A Newton County Theme School 8-year-old student is back in class, after being suspended last week for bringing to attention a BB gun he had inadvertently left in his book bag after a weekend with his grandfather.
Andrew Berry was suspended for no less than 10 days and appeared before a tribunal on Oct. 31. According to his grandfather Stevie Holt the principal requested that he be returned to school immediately, and his teacher commented about Andrew's character, saying he was a pleasure to have the third grader in class, a hard worker and a child who does the right thing.
His decision to do the right thing was initially what sparked his suspension. According to school rules and the federal zero tolerance law and according to county policy, the principal is required to immediately report the incident and the child's name to the superintendent and to the proper authorities; to not do so would be considered a misdemeanor crime.
Andrew's grandfather was concerned mainly in the scar a felony charge would leave on the third-grader's record, since it could prevent him from entering university in the future. He said the juvenile counts were taken away and Andrew was dealt with by a school tribunal, not the juvenile court system.

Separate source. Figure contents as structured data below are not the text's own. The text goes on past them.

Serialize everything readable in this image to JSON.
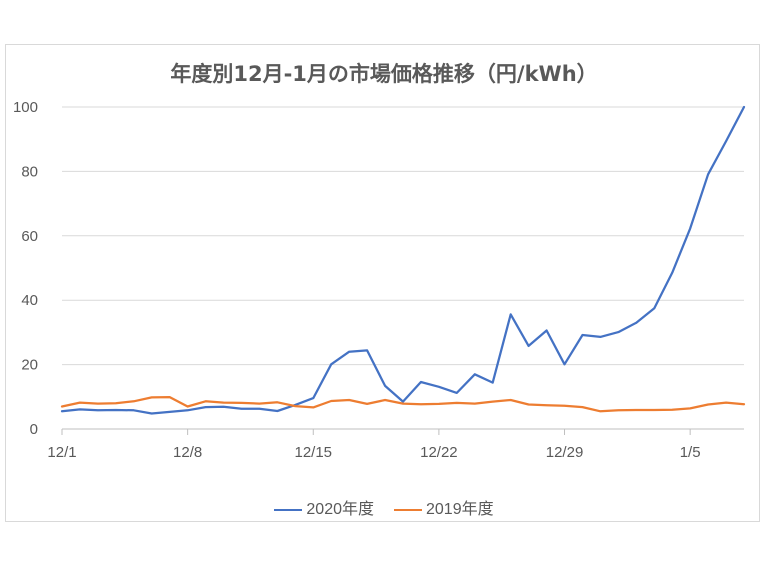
{
  "chart_data": {
    "type": "line",
    "title": "年度別12月-1月の市場価格推移（円/kWh）",
    "xlabel": "",
    "ylabel": "",
    "ylim": [
      0,
      100
    ],
    "yticks": [
      0,
      20,
      40,
      60,
      80,
      100
    ],
    "xtick_labels": [
      "12/1",
      "12/8",
      "12/15",
      "12/22",
      "12/29",
      "1/5"
    ],
    "xtick_positions": [
      1,
      8,
      15,
      22,
      29,
      36
    ],
    "grid": true,
    "legend_position": "bottom",
    "x": [
      1,
      2,
      3,
      4,
      5,
      6,
      7,
      8,
      9,
      10,
      11,
      12,
      13,
      14,
      15,
      16,
      17,
      18,
      19,
      20,
      21,
      22,
      23,
      24,
      25,
      26,
      27,
      28,
      29,
      30,
      31,
      32,
      33,
      34,
      35,
      36,
      37,
      38,
      39
    ],
    "series": [
      {
        "name": "2020年度",
        "color": "#4472c4",
        "values": [
          5.5,
          6.1,
          5.8,
          5.9,
          5.8,
          4.8,
          5.3,
          5.8,
          6.8,
          6.9,
          6.3,
          6.3,
          5.6,
          7.5,
          9.6,
          20.1,
          24.0,
          24.4,
          13.4,
          8.5,
          14.6,
          13.1,
          11.2,
          17.0,
          14.4,
          35.6,
          25.8,
          30.6,
          20.1,
          29.2,
          28.6,
          30.1,
          33.0,
          37.5,
          48.5,
          62.3,
          79.1,
          89.4,
          100.0
        ]
      },
      {
        "name": "2019年度",
        "color": "#ed7d31",
        "values": [
          7.0,
          8.2,
          7.9,
          8.0,
          8.6,
          9.8,
          9.9,
          7.0,
          8.6,
          8.2,
          8.1,
          7.9,
          8.3,
          7.1,
          6.7,
          8.7,
          9.0,
          7.8,
          9.0,
          7.9,
          7.7,
          7.8,
          8.1,
          7.9,
          8.5,
          9.0,
          7.6,
          7.4,
          7.2,
          6.8,
          5.5,
          5.8,
          5.9,
          5.9,
          6.0,
          6.4,
          7.6,
          8.2,
          7.7
        ]
      }
    ]
  }
}
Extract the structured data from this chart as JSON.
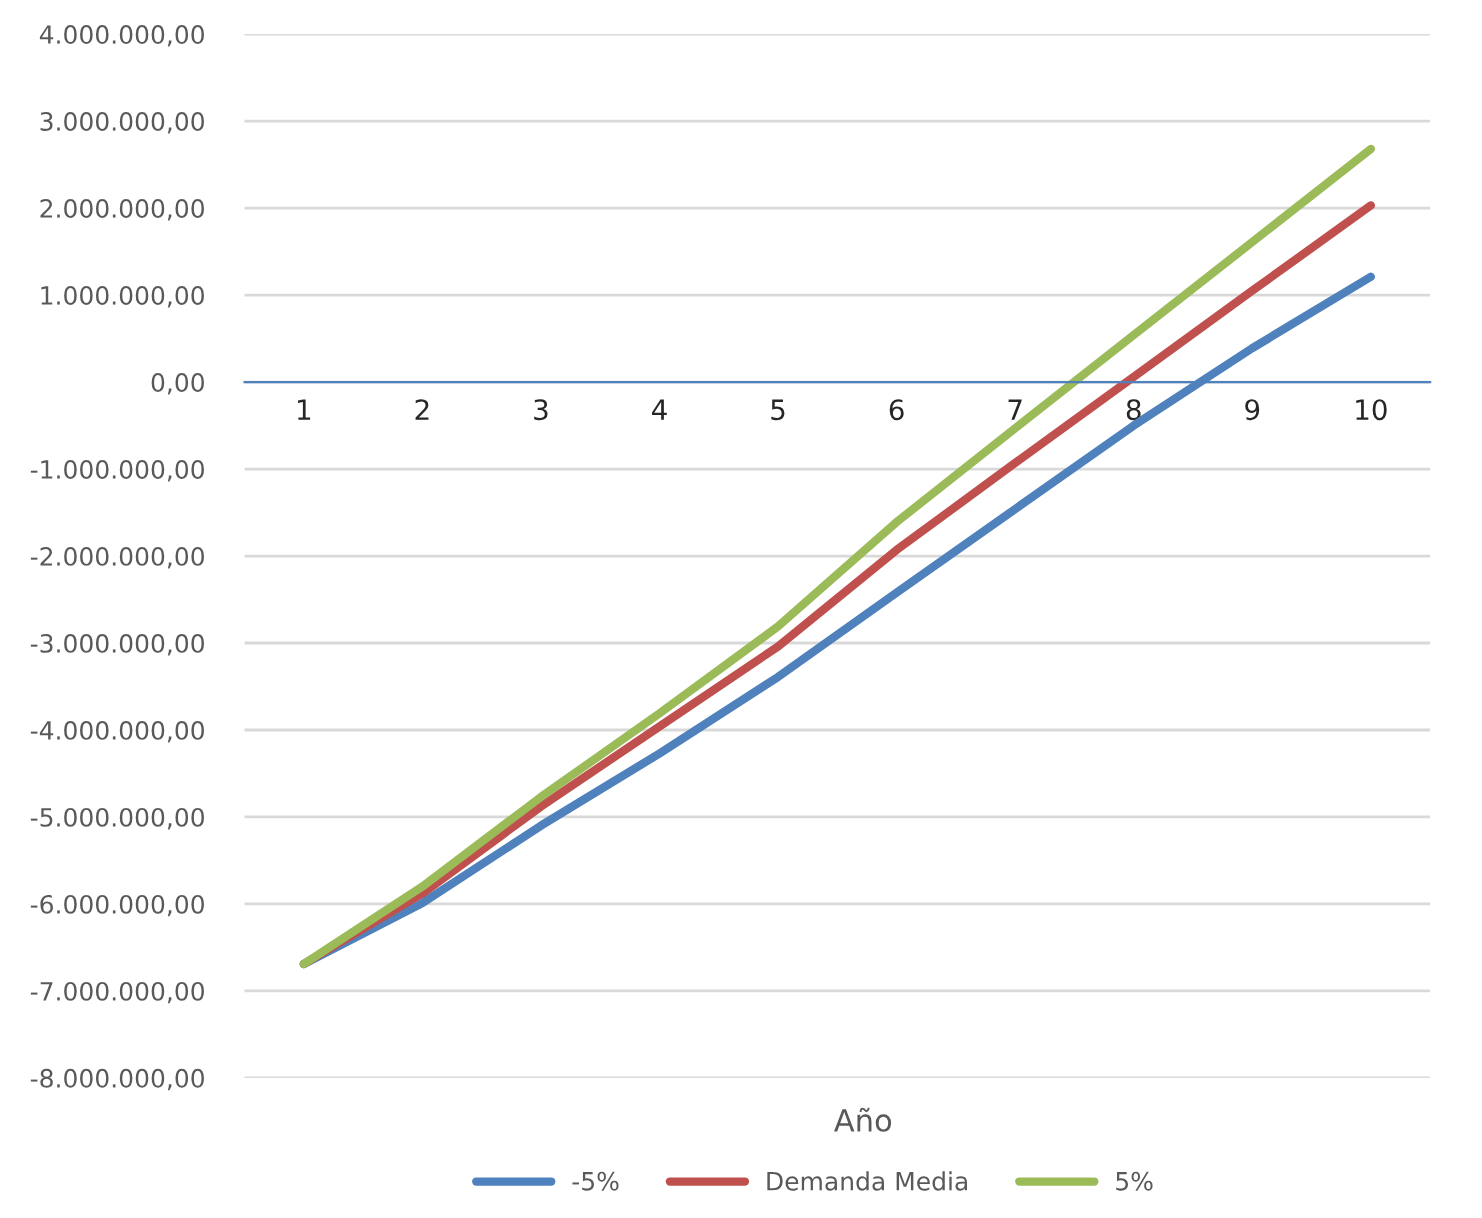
{
  "chart_data": {
    "type": "line",
    "xlabel": "Año",
    "categories": [
      "1",
      "2",
      "3",
      "4",
      "5",
      "6",
      "7",
      "8",
      "9",
      "10"
    ],
    "series": [
      {
        "name": "-5%",
        "color": "#4f81bd",
        "values": [
          -6690000,
          -5990000,
          -5100000,
          -4270000,
          -3390000,
          -2420000,
          -1460000,
          -500000,
          390000,
          1210000
        ]
      },
      {
        "name": "Demanda Media",
        "color": "#c0504d",
        "values": [
          -6690000,
          -5880000,
          -4880000,
          -3960000,
          -3040000,
          -1930000,
          -930000,
          60000,
          1050000,
          2030000
        ]
      },
      {
        "name": "5%",
        "color": "#9bbb59",
        "values": [
          -6690000,
          -5800000,
          -4770000,
          -3810000,
          -2810000,
          -1610000,
          -530000,
          540000,
          1610000,
          2680000
        ]
      }
    ],
    "ylim": [
      -8000000,
      4000000
    ],
    "yticks": [
      {
        "value": 4000000,
        "label": "4.000.000,00"
      },
      {
        "value": 3000000,
        "label": "3.000.000,00"
      },
      {
        "value": 2000000,
        "label": "2.000.000,00"
      },
      {
        "value": 1000000,
        "label": "1.000.000,00"
      },
      {
        "value": 0,
        "label": "0,00"
      },
      {
        "value": -1000000,
        "label": "-1.000.000,00"
      },
      {
        "value": -2000000,
        "label": "-2.000.000,00"
      },
      {
        "value": -3000000,
        "label": "-3.000.000,00"
      },
      {
        "value": -4000000,
        "label": "-4.000.000,00"
      },
      {
        "value": -5000000,
        "label": "-5.000.000,00"
      },
      {
        "value": -6000000,
        "label": "-6.000.000,00"
      },
      {
        "value": -7000000,
        "label": "-7.000.000,00"
      },
      {
        "value": -8000000,
        "label": "-8.000.000,00"
      }
    ],
    "grid": "y",
    "legend": "bottom",
    "marker": "none",
    "line_style": "solid"
  }
}
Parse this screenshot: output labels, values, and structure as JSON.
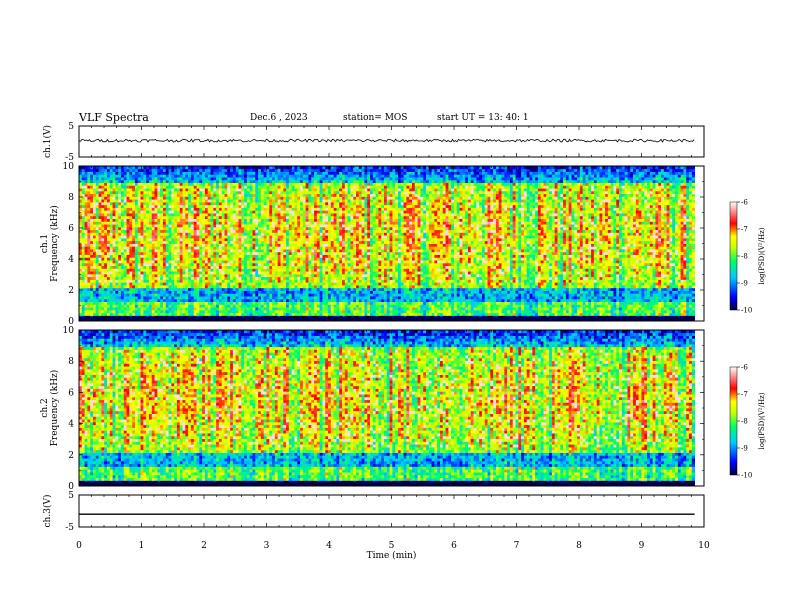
{
  "header": {
    "title": "VLF Spectra",
    "date": "Dec.6 , 2023",
    "station": "station= MOS",
    "start": "start UT = 13: 40: 1"
  },
  "chart_data": [
    {
      "type": "line",
      "panel": "ch1-waveform",
      "ylabel": "ch.1(V)",
      "ylim": [
        -5,
        5
      ],
      "yticks": [
        "5",
        "-5"
      ],
      "xlim": [
        0,
        10
      ],
      "series": [
        {
          "values_description": "noisy trace near",
          "level": 0.3
        }
      ]
    },
    {
      "type": "heatmap",
      "panel": "ch1-spectrogram",
      "ylabel": "ch.1\nFrequency (kHz)",
      "ylim": [
        0,
        10
      ],
      "yticks": [
        "0",
        "2",
        "4",
        "6",
        "8",
        "10"
      ],
      "xlim": [
        0,
        10
      ],
      "data_end_min": 9.85,
      "colorbar": {
        "label": "log(PSD)(V²/Hz)",
        "range": [
          -10,
          -6
        ],
        "ticks": [
          "-6",
          "-7",
          "-8",
          "-9",
          "-10"
        ]
      }
    },
    {
      "type": "heatmap",
      "panel": "ch2-spectrogram",
      "ylabel": "ch.2\nFrequency (kHz)",
      "ylim": [
        0,
        10
      ],
      "yticks": [
        "0",
        "2",
        "4",
        "6",
        "8",
        "10"
      ],
      "xlim": [
        0,
        10
      ],
      "data_end_min": 9.85,
      "colorbar": {
        "label": "log(PSD)(V²/Hz)",
        "range": [
          -10,
          -6
        ],
        "ticks": [
          "-6",
          "-7",
          "-8",
          "-9",
          "-10"
        ]
      }
    },
    {
      "type": "line",
      "panel": "ch3-waveform",
      "ylabel": "ch.3(V)",
      "ylim": [
        -5,
        5
      ],
      "yticks": [
        "5",
        "-5"
      ],
      "xlim": [
        0,
        10
      ],
      "series": [
        {
          "level": -1.0
        }
      ]
    }
  ],
  "xaxis": {
    "label": "Time (min)",
    "ticks": [
      "0",
      "1",
      "2",
      "3",
      "4",
      "5",
      "6",
      "7",
      "8",
      "9",
      "10"
    ]
  },
  "colors": {
    "colormap": [
      "#00004b",
      "#0000ff",
      "#00c8ff",
      "#00ff64",
      "#c8ff00",
      "#ffff00",
      "#ff0000",
      "#ffffff"
    ]
  }
}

It was also agreed that, although the incident would remain on his record, there would be a text of the tribunal, as well as a statement noting that no violence was used, no harm was intended and that it was simply an accident and protocol was just being followed.
"We feel really good with the outcome," said Holt. "Considering the whole situation, we had to follow protocol. We praised [Andrew] for doing the right thing and told him to be sure to do it the rest of his life. We wanted him to understand he never was in trouble, period. The teachers and the principals had rules to go by and they had to follow them."
Andrew's family is concerned that something positive come from this incident and are hoping to work something out that will benefit other students and help them learn that doing the right thing is always the best policy.